As I’m getting closer to departure for Round America with a Duck, here’s another question I’m getting pretty regularly (the answer to which I just added to the FAQ page):
Do you feel safe?
What a complicated question. I thought about this yesterday as I got a mammogram. My mom has already survived two different breast cancers. We know that in addition to family history, so many environmental factors can cause cancer. Breathing, eating, being is dangerous. A healthy diet and regular exercise seems to help. So I do that. And then there’s COVID. I still mask in public indoors. I try to avoid crowds.
I had BikeNoodle with me yesterday. It serves as a traveling bike lane in places that are dangerous-by-design, such as where I live, and works miraculously. Except that one time. But it’s not coming with me. So that presents challenges.
My local police blotter is packed daily with motor vehicle driver charges, and I expect many communities around the USA are similar. I have dangerous encounters every single day just trying to get to the supermarket or park. A hero ain’t nothin’ but a sandwich. A hero ain’t nothin’ but a sandwich I chant to myself like a mantra, to remind me to make conservative choices with the only goal of making it home alive.
Whether in a parking lot or on mass transit, I do the twenty or more things every girl and woman learns to do when we walk out out the door. It’s so routine at this point it’s almost subconscious:
- The keys between the fingers
- The Birdie alarm dangling from our bags, which are worn cross-chest
- 911 at our fingertips ready to push
- Looking over our shoulders constantly
- Not reading a book on a park bench
- Memorizing license plates
- Locking our doors the very second we get in cars and while outside pumping gas
- Clipping up our ponytails so we can’t be yanked into alleyways or cars
- Sitting near the bus driver, another woman or family, or the call button or phone when riding trains
- Eye contact if face-to-face with someone who seems threatening so we can identify them in a lineup, but no eye contact with drivers because that’s when harassment is most likely to happen (despite what general biking classes tell you — this is why I created my own classes specifically for women and girls — you can access them for free globally here)
- Pretending to ignore people who seem “off” for some reason (while sizing up the situation and having five escape strategies in mind)
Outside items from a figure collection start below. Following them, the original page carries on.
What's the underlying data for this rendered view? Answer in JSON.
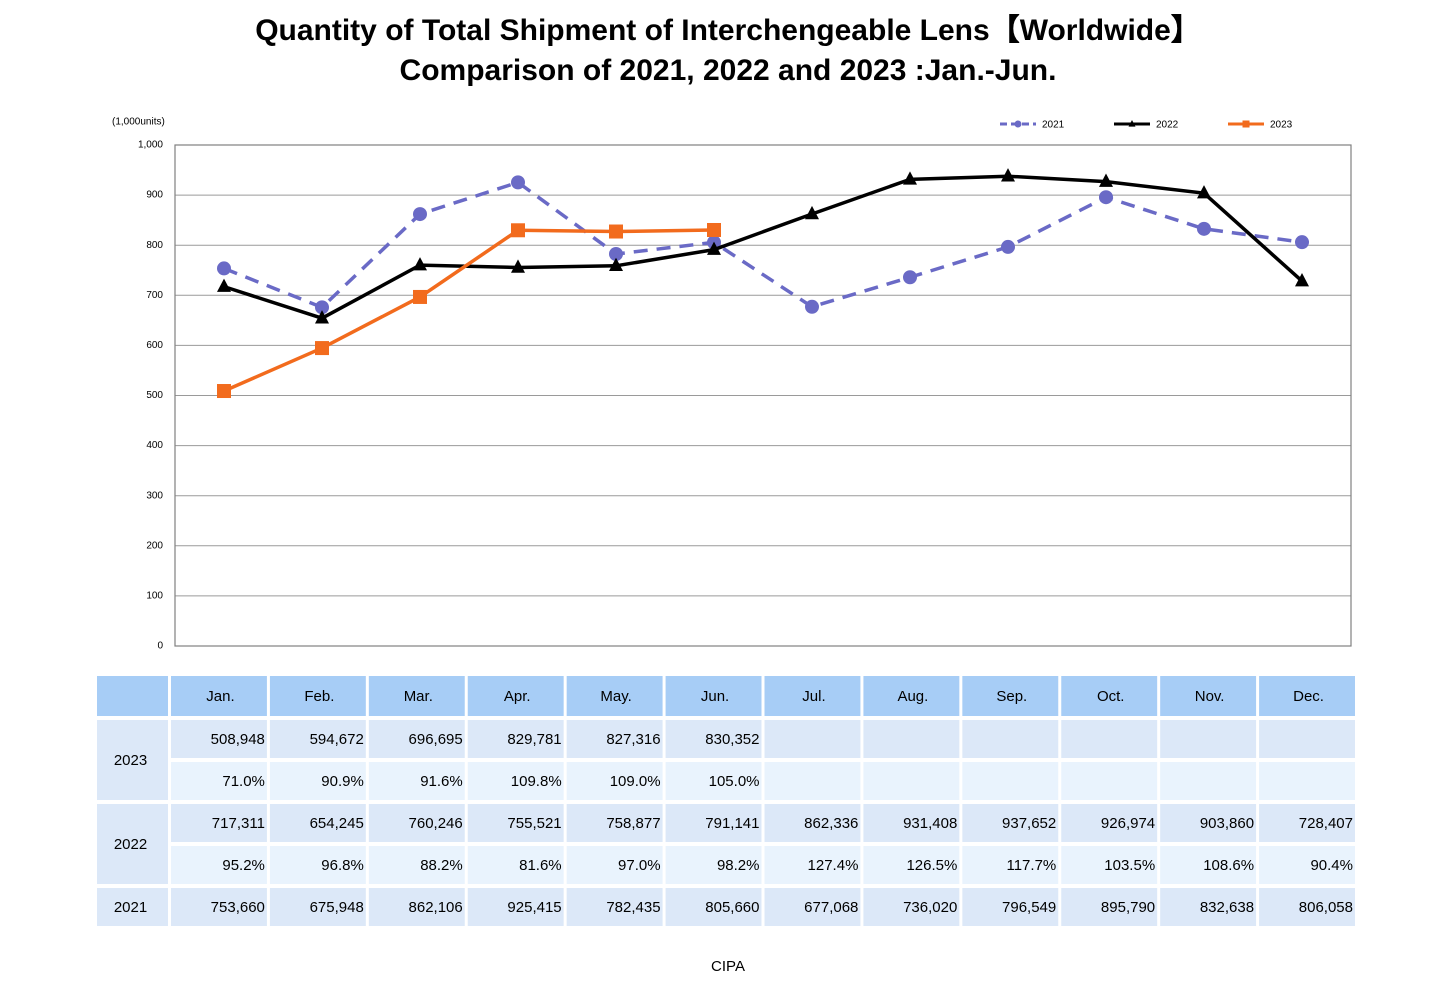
{
  "chart_data": {
    "type": "line",
    "title": "Quantity of Total Shipment of Interchengeable Lens【Worldwide】",
    "subtitle": "Comparison of 2021, 2022 and 2023 :Jan.-Jun.",
    "ylabel": "(1,000units)",
    "categories": [
      "Jan.",
      "Feb.",
      "Mar.",
      "Apr.",
      "May.",
      "Jun.",
      "Jul.",
      "Aug.",
      "Sep.",
      "Oct.",
      "Nov.",
      "Dec."
    ],
    "series": [
      {
        "name": "2021",
        "color": "#6a6ac6",
        "dash": true,
        "marker": "circle",
        "values": [
          753.66,
          675.948,
          862.106,
          925.415,
          782.435,
          805.66,
          677.068,
          736.02,
          796.549,
          895.79,
          832.638,
          806.058
        ]
      },
      {
        "name": "2022",
        "color": "#000000",
        "dash": false,
        "marker": "triangle",
        "values": [
          717.311,
          654.245,
          760.246,
          755.521,
          758.877,
          791.141,
          862.336,
          931.408,
          937.652,
          926.974,
          903.86,
          728.407
        ]
      },
      {
        "name": "2023",
        "color": "#f26b1d",
        "dash": false,
        "marker": "square",
        "values": [
          508.948,
          594.672,
          696.695,
          829.781,
          827.316,
          830.352,
          null,
          null,
          null,
          null,
          null,
          null
        ]
      }
    ],
    "ylim": [
      0,
      1000
    ],
    "yticks": [
      0,
      100,
      200,
      300,
      400,
      500,
      600,
      700,
      800,
      900,
      {
        "value": 1000,
        "label": "1,000"
      }
    ],
    "grid": true,
    "legend": "top-right"
  },
  "table": {
    "rows": [
      {
        "values": [
          "508,948",
          "594,672",
          "696,695",
          "829,781",
          "827,316",
          "830,352"
        ],
        "ratios": [
          "71.0%",
          "90.9%",
          "91.6%",
          "109.8%",
          "109.0%",
          "105.0%"
        ]
      },
      {
        "values": [
          "717,311",
          "654,245",
          "760,246",
          "755,521",
          "758,877",
          "791,141",
          "862,336",
          "931,408",
          "937,652",
          "926,974",
          "903,860",
          "728,407"
        ],
        "ratios": [
          "95.2%",
          "96.8%",
          "88.2%",
          "81.6%",
          "97.0%",
          "98.2%",
          "127.4%",
          "126.5%",
          "117.7%",
          "103.5%",
          "108.6%",
          "90.4%"
        ]
      },
      {
        "values": [
          "753,660",
          "675,948",
          "862,106",
          "925,415",
          "782,435",
          "805,660",
          "677,068",
          "736,020",
          "796,549",
          "895,790",
          "832,638",
          "806,058"
        ]
      }
    ]
  },
  "source": "CIPA"
}
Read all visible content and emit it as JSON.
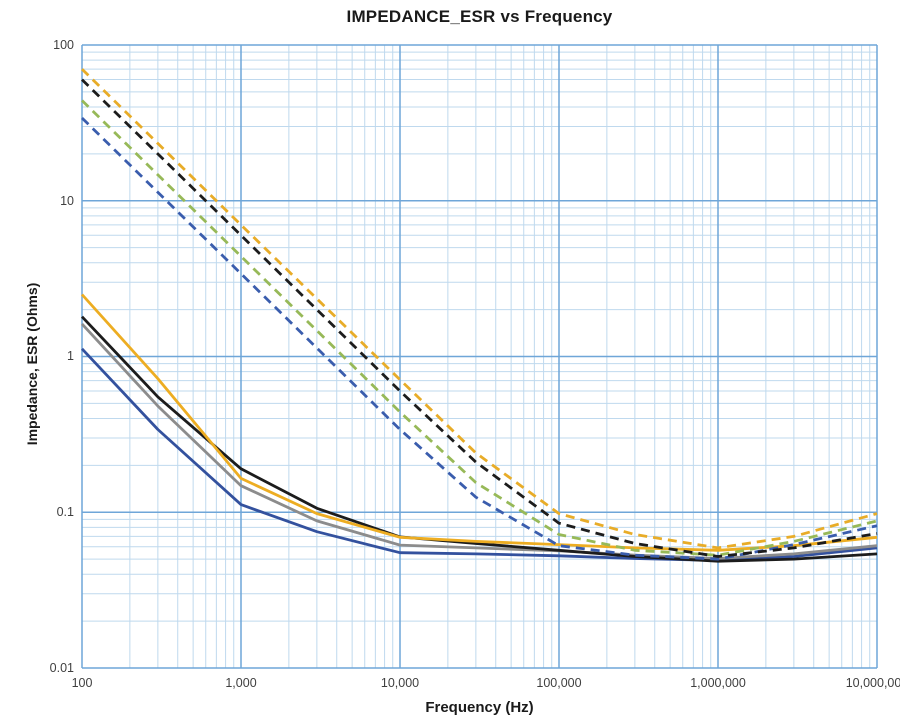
{
  "chart_data": {
    "type": "line",
    "title": "IMPEDANCE_ESR vs Frequency",
    "xlabel": "Frequency (Hz)",
    "ylabel": "Impedance, ESR (Ohms)",
    "x_scale": "log",
    "y_scale": "log",
    "xlim": [
      100,
      10000000
    ],
    "ylim": [
      0.01,
      100
    ],
    "x_tick_labels": [
      "100",
      "1,000",
      "10,000",
      "100,000",
      "1,000,000",
      "10,000,000"
    ],
    "y_tick_labels": [
      "100",
      "10",
      "1",
      "0.1",
      "0.01"
    ],
    "grid": {
      "major_color": "#6FA6D8",
      "minor_color": "#BFD9EE",
      "background": "#FFFFFF"
    },
    "legend_position": "none",
    "series": [
      {
        "name": "esr-solid-blue",
        "line_style": "solid",
        "color": "#33519E",
        "points": [
          [
            100,
            1.12
          ],
          [
            300,
            0.34
          ],
          [
            1000,
            0.112
          ],
          [
            3000,
            0.075
          ],
          [
            10000,
            0.055
          ],
          [
            30000,
            0.054
          ],
          [
            100000,
            0.0525
          ],
          [
            300000,
            0.0505
          ],
          [
            1000000,
            0.049
          ],
          [
            3000000,
            0.052
          ],
          [
            10000000,
            0.059
          ]
        ]
      },
      {
        "name": "esr-solid-gray",
        "line_style": "solid",
        "color": "#8C8C8C",
        "points": [
          [
            100,
            1.62
          ],
          [
            300,
            0.48
          ],
          [
            1000,
            0.148
          ],
          [
            3000,
            0.088
          ],
          [
            10000,
            0.0615
          ],
          [
            30000,
            0.059
          ],
          [
            100000,
            0.0565
          ],
          [
            300000,
            0.053
          ],
          [
            1000000,
            0.0505
          ],
          [
            3000000,
            0.054
          ],
          [
            10000000,
            0.061
          ]
        ]
      },
      {
        "name": "esr-solid-black",
        "line_style": "solid",
        "color": "#1C1C1C",
        "points": [
          [
            100,
            1.8
          ],
          [
            300,
            0.55
          ],
          [
            1000,
            0.19
          ],
          [
            3000,
            0.106
          ],
          [
            10000,
            0.0695
          ],
          [
            30000,
            0.063
          ],
          [
            100000,
            0.057
          ],
          [
            300000,
            0.052
          ],
          [
            1000000,
            0.0485
          ],
          [
            3000000,
            0.05
          ],
          [
            10000000,
            0.054
          ]
        ]
      },
      {
        "name": "esr-solid-orange",
        "line_style": "solid",
        "color": "#EDAD22",
        "points": [
          [
            100,
            2.5
          ],
          [
            300,
            0.72
          ],
          [
            1000,
            0.165
          ],
          [
            3000,
            0.098
          ],
          [
            10000,
            0.069
          ],
          [
            30000,
            0.065
          ],
          [
            100000,
            0.062
          ],
          [
            300000,
            0.059
          ],
          [
            1000000,
            0.057
          ],
          [
            3000000,
            0.061
          ],
          [
            10000000,
            0.069
          ]
        ]
      },
      {
        "name": "impedance-dashed-blue",
        "line_style": "dashed",
        "color": "#3A5DAD",
        "points": [
          [
            100,
            34
          ],
          [
            1000,
            3.4
          ],
          [
            10000,
            0.34
          ],
          [
            30000,
            0.125
          ],
          [
            100000,
            0.061
          ],
          [
            300000,
            0.053
          ],
          [
            1000000,
            0.05
          ],
          [
            3000000,
            0.062
          ],
          [
            10000000,
            0.082
          ]
        ]
      },
      {
        "name": "impedance-dashed-green",
        "line_style": "dashed",
        "color": "#97B958",
        "points": [
          [
            100,
            44
          ],
          [
            1000,
            4.4
          ],
          [
            10000,
            0.44
          ],
          [
            30000,
            0.155
          ],
          [
            100000,
            0.072
          ],
          [
            300000,
            0.057
          ],
          [
            1000000,
            0.053
          ],
          [
            3000000,
            0.065
          ],
          [
            10000000,
            0.088
          ]
        ]
      },
      {
        "name": "impedance-dashed-black",
        "line_style": "dashed",
        "color": "#1C1C1C",
        "points": [
          [
            100,
            60
          ],
          [
            1000,
            6.0
          ],
          [
            10000,
            0.6
          ],
          [
            30000,
            0.21
          ],
          [
            100000,
            0.085
          ],
          [
            300000,
            0.063
          ],
          [
            1000000,
            0.052
          ],
          [
            3000000,
            0.059
          ],
          [
            10000000,
            0.073
          ]
        ]
      },
      {
        "name": "impedance-dashed-orange",
        "line_style": "dashed",
        "color": "#E8AC28",
        "points": [
          [
            100,
            70
          ],
          [
            1000,
            7.0
          ],
          [
            10000,
            0.71
          ],
          [
            30000,
            0.24
          ],
          [
            100000,
            0.098
          ],
          [
            300000,
            0.072
          ],
          [
            1000000,
            0.059
          ],
          [
            3000000,
            0.07
          ],
          [
            10000000,
            0.098
          ]
        ]
      }
    ]
  }
}
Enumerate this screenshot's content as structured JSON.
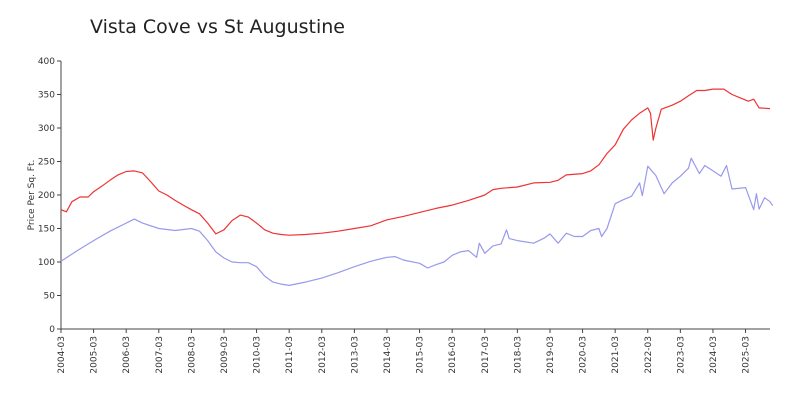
{
  "chart_data": {
    "type": "line",
    "title": "Vista Cove vs St Augustine",
    "xlabel": "",
    "ylabel": "Price Per Sq. Ft.",
    "ylim": [
      0,
      400
    ],
    "yticks": [
      0,
      50,
      100,
      150,
      200,
      250,
      300,
      350,
      400
    ],
    "xlim": [
      "2004-03",
      "2025-12"
    ],
    "xticks": [
      "2004-03",
      "2005-03",
      "2006-03",
      "2007-03",
      "2008-03",
      "2009-03",
      "2010-03",
      "2011-03",
      "2012-03",
      "2013-03",
      "2014-03",
      "2015-03",
      "2016-03",
      "2017-03",
      "2018-03",
      "2019-03",
      "2020-03",
      "2021-03",
      "2022-03",
      "2023-03",
      "2024-03",
      "2025-03"
    ],
    "grid": false,
    "legend": "none",
    "series": [
      {
        "color": "#ee3333",
        "points": [
          [
            "2004-03",
            178
          ],
          [
            "2004-05",
            175
          ],
          [
            "2004-07",
            190
          ],
          [
            "2004-10",
            197
          ],
          [
            "2005-01",
            197
          ],
          [
            "2005-03",
            205
          ],
          [
            "2005-06",
            213
          ],
          [
            "2005-09",
            222
          ],
          [
            "2005-12",
            230
          ],
          [
            "2006-03",
            235
          ],
          [
            "2006-06",
            236
          ],
          [
            "2006-09",
            233
          ],
          [
            "2006-12",
            220
          ],
          [
            "2007-03",
            206
          ],
          [
            "2007-06",
            200
          ],
          [
            "2007-09",
            192
          ],
          [
            "2007-12",
            185
          ],
          [
            "2008-03",
            178
          ],
          [
            "2008-06",
            172
          ],
          [
            "2008-09",
            158
          ],
          [
            "2008-12",
            142
          ],
          [
            "2009-03",
            148
          ],
          [
            "2009-06",
            162
          ],
          [
            "2009-09",
            170
          ],
          [
            "2009-12",
            167
          ],
          [
            "2010-03",
            158
          ],
          [
            "2010-06",
            148
          ],
          [
            "2010-09",
            143
          ],
          [
            "2010-12",
            141
          ],
          [
            "2011-03",
            140
          ],
          [
            "2011-09",
            141
          ],
          [
            "2012-03",
            143
          ],
          [
            "2012-09",
            146
          ],
          [
            "2013-03",
            150
          ],
          [
            "2013-09",
            154
          ],
          [
            "2014-03",
            163
          ],
          [
            "2014-09",
            168
          ],
          [
            "2015-03",
            174
          ],
          [
            "2015-09",
            180
          ],
          [
            "2016-03",
            185
          ],
          [
            "2016-09",
            192
          ],
          [
            "2017-03",
            200
          ],
          [
            "2017-06",
            208
          ],
          [
            "2017-09",
            210
          ],
          [
            "2018-03",
            212
          ],
          [
            "2018-09",
            218
          ],
          [
            "2019-03",
            219
          ],
          [
            "2019-06",
            222
          ],
          [
            "2019-09",
            230
          ],
          [
            "2020-03",
            232
          ],
          [
            "2020-06",
            236
          ],
          [
            "2020-09",
            245
          ],
          [
            "2020-12",
            262
          ],
          [
            "2021-03",
            275
          ],
          [
            "2021-06",
            298
          ],
          [
            "2021-09",
            312
          ],
          [
            "2021-12",
            322
          ],
          [
            "2022-03",
            330
          ],
          [
            "2022-04",
            322
          ],
          [
            "2022-05",
            282
          ],
          [
            "2022-06",
            300
          ],
          [
            "2022-08",
            328
          ],
          [
            "2022-12",
            334
          ],
          [
            "2023-03",
            340
          ],
          [
            "2023-06",
            348
          ],
          [
            "2023-09",
            356
          ],
          [
            "2023-12",
            356
          ],
          [
            "2024-03",
            358
          ],
          [
            "2024-07",
            358
          ],
          [
            "2024-10",
            350
          ],
          [
            "2025-01",
            345
          ],
          [
            "2025-04",
            340
          ],
          [
            "2025-06",
            343
          ],
          [
            "2025-08",
            330
          ],
          [
            "2025-12",
            329
          ]
        ]
      },
      {
        "color": "#9999ee",
        "points": [
          [
            "2004-03",
            101
          ],
          [
            "2004-09",
            117
          ],
          [
            "2005-03",
            132
          ],
          [
            "2005-09",
            146
          ],
          [
            "2006-03",
            158
          ],
          [
            "2006-06",
            164
          ],
          [
            "2006-09",
            158
          ],
          [
            "2007-03",
            150
          ],
          [
            "2007-09",
            147
          ],
          [
            "2008-03",
            150
          ],
          [
            "2008-06",
            146
          ],
          [
            "2008-09",
            132
          ],
          [
            "2008-12",
            115
          ],
          [
            "2009-03",
            106
          ],
          [
            "2009-06",
            100
          ],
          [
            "2009-09",
            99
          ],
          [
            "2009-12",
            99
          ],
          [
            "2010-03",
            93
          ],
          [
            "2010-06",
            79
          ],
          [
            "2010-09",
            70
          ],
          [
            "2010-12",
            67
          ],
          [
            "2011-03",
            65
          ],
          [
            "2011-09",
            70
          ],
          [
            "2012-03",
            76
          ],
          [
            "2012-09",
            84
          ],
          [
            "2013-03",
            93
          ],
          [
            "2013-09",
            101
          ],
          [
            "2014-03",
            107
          ],
          [
            "2014-06",
            108
          ],
          [
            "2014-09",
            103
          ],
          [
            "2015-03",
            98
          ],
          [
            "2015-06",
            91
          ],
          [
            "2015-09",
            96
          ],
          [
            "2015-12",
            100
          ],
          [
            "2016-03",
            110
          ],
          [
            "2016-06",
            115
          ],
          [
            "2016-09",
            117
          ],
          [
            "2016-12",
            107
          ],
          [
            "2017-01",
            128
          ],
          [
            "2017-03",
            113
          ],
          [
            "2017-06",
            124
          ],
          [
            "2017-09",
            127
          ],
          [
            "2017-11",
            148
          ],
          [
            "2017-12",
            135
          ],
          [
            "2018-03",
            132
          ],
          [
            "2018-09",
            128
          ],
          [
            "2019-01",
            136
          ],
          [
            "2019-03",
            142
          ],
          [
            "2019-06",
            128
          ],
          [
            "2019-09",
            143
          ],
          [
            "2019-12",
            138
          ],
          [
            "2020-03",
            138
          ],
          [
            "2020-06",
            147
          ],
          [
            "2020-09",
            150
          ],
          [
            "2020-10",
            138
          ],
          [
            "2020-12",
            150
          ],
          [
            "2021-03",
            187
          ],
          [
            "2021-06",
            193
          ],
          [
            "2021-09",
            198
          ],
          [
            "2021-12",
            218
          ],
          [
            "2022-01",
            199
          ],
          [
            "2022-03",
            243
          ],
          [
            "2022-06",
            229
          ],
          [
            "2022-09",
            202
          ],
          [
            "2022-12",
            218
          ],
          [
            "2023-03",
            228
          ],
          [
            "2023-06",
            240
          ],
          [
            "2023-07",
            255
          ],
          [
            "2023-10",
            232
          ],
          [
            "2023-12",
            244
          ],
          [
            "2024-03",
            236
          ],
          [
            "2024-06",
            228
          ],
          [
            "2024-08",
            244
          ],
          [
            "2024-10",
            209
          ],
          [
            "2025-03",
            211
          ],
          [
            "2025-06",
            178
          ],
          [
            "2025-07",
            202
          ],
          [
            "2025-08",
            179
          ],
          [
            "2025-10",
            196
          ],
          [
            "2025-12",
            190
          ],
          [
            "2026-01",
            184
          ]
        ]
      }
    ]
  }
}
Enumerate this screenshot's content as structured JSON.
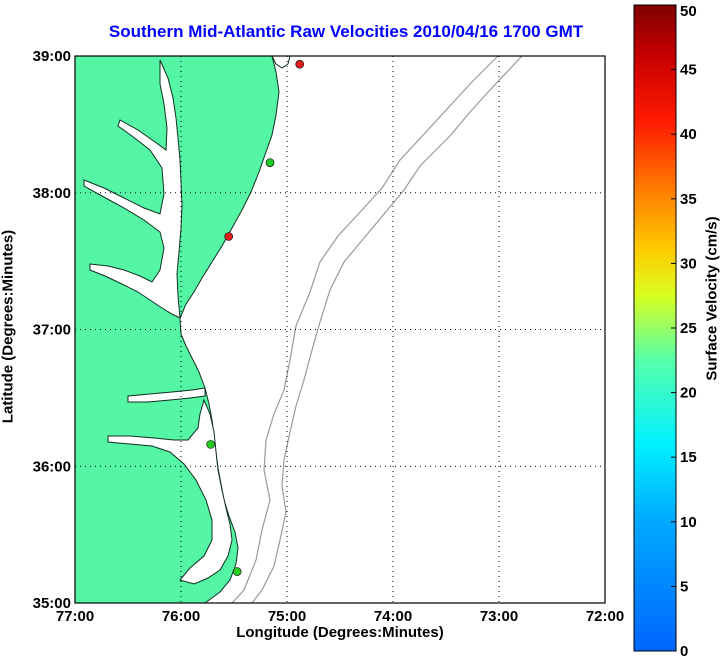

- Knowing our bikes can be used as getaway vehicles, barriers (including from dogs) and self-defense weapons
- Holding our u-lock in our hands
- Limiting time outside at night, even when it gets dark at 5:30 pm
- Choosing routes extremely carefully, including avoiding multiuse paths that are isolated and don’t have frequent escape routes
- Pivoting and making different choices based on a continual feedback loop of trusting our guts
- And, importantly, balancing these reality-based actions with reminders of our personal and collective power by connecting with other women, such as the astounding Nikki Vargas, who show traveling alone is not only possible and desirable but contagiously life-changing. Nikki is the co-founder of the most gorgeous magazine of all time, Unearth Women, and author — along with Unearth Women co-founder Elise Fitzsimmons — of the excellent solo-woman travel advice book Wanderess. She is the sole author of her soon-to-be-released memoir Call You When I Land. (My article titled Bicycle Safety Tips for Female Travelers was published in Unearth Women.)
I additionally know it is statistically more dangerous for me to stay home and sit on the couch (obesity, heart disease, diabetes and depression are far bigger killers of women). I know that women are reclaiming our right to exist in public space all over the world, and that as a mother of two daughters, and now as a “woman of a certain age,” I want to help create, through my mere presence, a more-welcoming and wellness-enhancing public sphere for them for generations to come. The future safety of all women and girls depends on our normalization of us alone in public now. You may appreciate this aspirational media release I wrote titled Teenage Girl Saves Herself from Attacker about a real incident that happened right here in my city.
As always, I know my Higher Power is my co-pilot, and that I feel a calling. And I’ve discovered, oddly, that oranges seem to help. Here’s how.
I’m also afraid of snakes and scorpions and horses that kick and goats with horns and bison in general and the heat of the desert and tornados and guns and maybe even the possibility of joining a cult, plus a whole bunch of other things that I expect I’ll encounter on this journey. So, there’s that.
In case you haven’t heard this story yet (I may tell it in the book — it’s another funny one — you can read Chapter 1: Tiny House, Big Idea for free here), you’re talkin’ to the person who was scared of Honey Bunny. I got a long way to go, team.